The final regulations clarify that the company’s right to recover [clawback] compensation does not affect the determination of the amount of compensation the company has a written binding contract to pay under applicable law as of November 2, 2017, regardless of whether the company actually exercises its discretion to recover any compensation in the event the condition arises in the future.
The final regulations provide that, if a company extends the exercise period of a grandfathered option or SAR, the extension will not adversely affect the grandfather treatment as long as the extension complies with Treas. §1.409A-1(b)(5)(v)(C)(1).
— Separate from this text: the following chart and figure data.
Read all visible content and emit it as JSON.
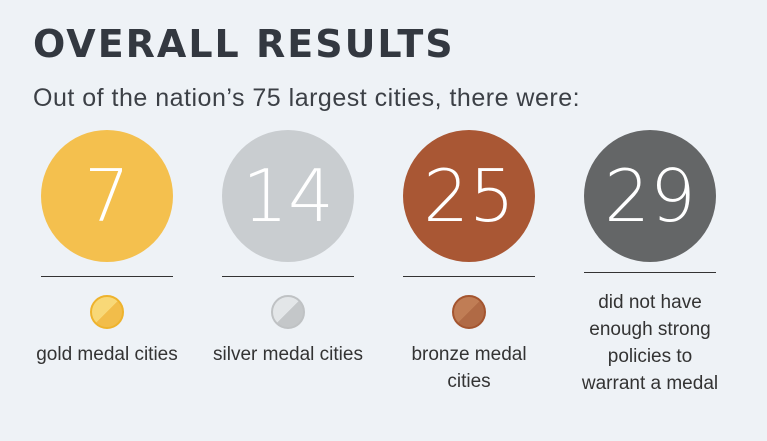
{
  "header": {
    "title": "OVERALL RESULTS",
    "subtitle": "Out of the nation’s 75 largest cities, there were:"
  },
  "results": [
    {
      "count": "7",
      "label": "gold medal cities",
      "color": "#f4c04e",
      "medal": "gold-medal"
    },
    {
      "count": "14",
      "label": "silver medal cities",
      "color": "#c9cdd0",
      "medal": "silver-medal"
    },
    {
      "count": "25",
      "label": "bronze medal cities",
      "color": "#a95734",
      "medal": "bronze-medal"
    },
    {
      "count": "29",
      "label": "did not have enough strong policies to warrant a medal",
      "color": "#646667",
      "medal": null
    }
  ]
}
The final regulations include several “Special Applicability Dates,” which delay the application of certain provisions of revised Section 162(m). For example, the special applicability dates provide that the definition of covered employee applies to taxable years ending on or after September 10, 2018 (the publication date of Notice 2018-68). Additionally, as I noted last week, the special applicability dates provide that a corporation that was not a publicly held corporation and then becomes a publicly held corporation on or before December 20, 2019, may rely on the original transition relief provided in §1.162-27(f)(1) until the earliest of the events provided in §1.162-27(f)(2). Furthermore, a subsidiary corporation that is a member of an affiliated group (as defined in §1.162-27(c)(1)(ii)) may rely on the transition relief provided in §1.162-27(f)(4) if it becomes a separate publicly held corporation (whether in a spin-off transaction or otherwise) on or before December 20, 2019.